The Senate also passed the Whistleblower Protection Bill aiming to protect Nigerians who provide leads for the recovery of public assets, the Nigerian Financial Intelligence Unit (NFIU) Bill which aims to vest independence to the unit for the purpose of meeting the standards of the global financial watch body, the Financial Action Task Force, FATF.

However, the crowning jewel of the Senate in its lawmaking affairs was the amendment of several provisions of the 1999 Constitution. Among the most fundamental proposals adopted from the 33 clauses proposed were the ones that stipulated that the president must provide a portfolio to nominees for ministerial nominations, independent candidature in elections, affirmation of democracy in the local governments, and autonomy for local governments.

The Senate, however, rejected the proposal for devolution of powers in a move that inevitably cast a dark shadow on the Senate’s inclination on the clamour for restructuring.

The Senate also in 2017 showed empathy towards the poor with roundtables on jobs and drug abuse.
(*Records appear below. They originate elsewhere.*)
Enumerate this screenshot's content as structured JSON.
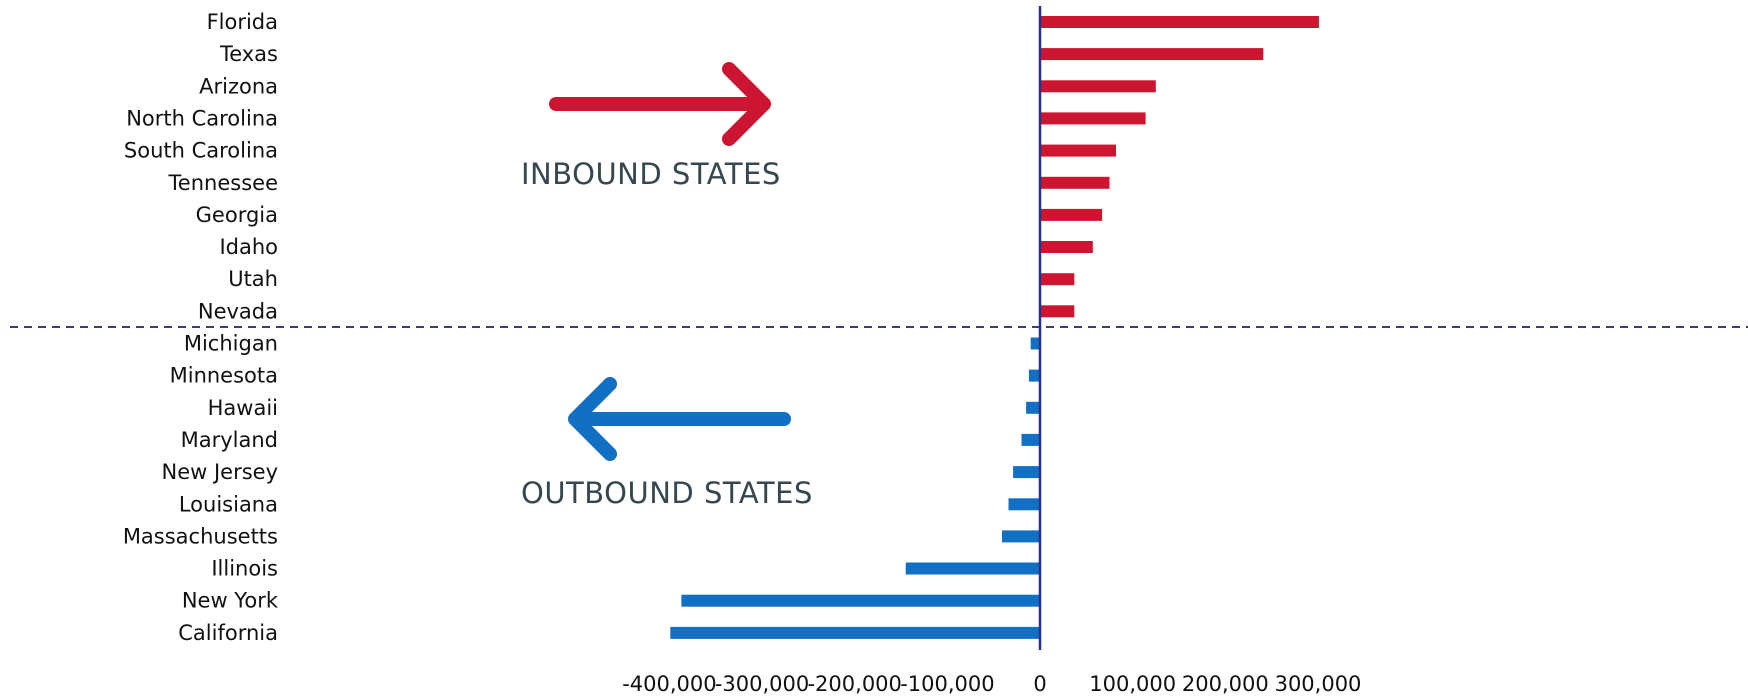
{
  "chart_data": {
    "type": "bar",
    "orientation": "horizontal",
    "categories": [
      "Florida",
      "Texas",
      "Arizona",
      "North Carolina",
      "South Carolina",
      "Tennessee",
      "Georgia",
      "Idaho",
      "Utah",
      "Nevada",
      "Michigan",
      "Minnesota",
      "Hawaii",
      "Maryland",
      "New Jersey",
      "Louisiana",
      "Massachusetts",
      "Illinois",
      "New York",
      "California"
    ],
    "values": [
      301000,
      241000,
      125000,
      114000,
      82000,
      75000,
      67000,
      57000,
      37000,
      37000,
      -10000,
      -12000,
      -15000,
      -20000,
      -29000,
      -34000,
      -41000,
      -145000,
      -387000,
      -399000
    ],
    "xlim": [
      -400000,
      370000
    ],
    "xticks": [
      -400000,
      -300000,
      -200000,
      -100000,
      0,
      100000,
      200000,
      300000
    ],
    "xtick_labels": [
      "-400,000",
      "-300,000",
      "-200,000",
      "-100,000",
      "0",
      "100,000",
      "200,000",
      "300,000"
    ],
    "title": "",
    "xlabel": "",
    "ylabel": "",
    "grid": false,
    "annotations": [
      {
        "text": "INBOUND STATES",
        "arrow": "right"
      },
      {
        "text": "OUTBOUND STATES",
        "arrow": "left"
      }
    ],
    "colors": {
      "positive": "#cc1531",
      "negative": "#1170c4",
      "zero_line": "#2b2f8a",
      "divider": "#3d3a8a",
      "annotation_text": "#37474f"
    }
  }
}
But there were times when the sights and sounds of the Saraki Senate seemed to have been set in avoidable controversies. The Senate’s issues with Mr. Ibrahim Magu, the acting chairman of the EFCC and Col. Hameed Ali, (rtd.) the comptroller general of the Nigerian Customs Service remain striking.

Moved by what some alleged to be private concerns some senators sought to compel Col. Ali, a former army officer, to appear in his uniform as the head of customs. It was a needless controversy in the opinion of several stakeholders.

The on-again-off-again squabble with Magu was a drama that played from the beginning of the year till December. In one breath senators following their refusal to clear Magu for the office of the EFCC chairman claimed they no longer recognised him and in another breadth, they were ready to pander to him and entertain him at budget defence sessions.

Its foibles nonetheless, the Senate under the leadership of Senator Saraki has acted as a balancing factor in a year in which Nigeria’s constitutional structure was stressed beyond measure.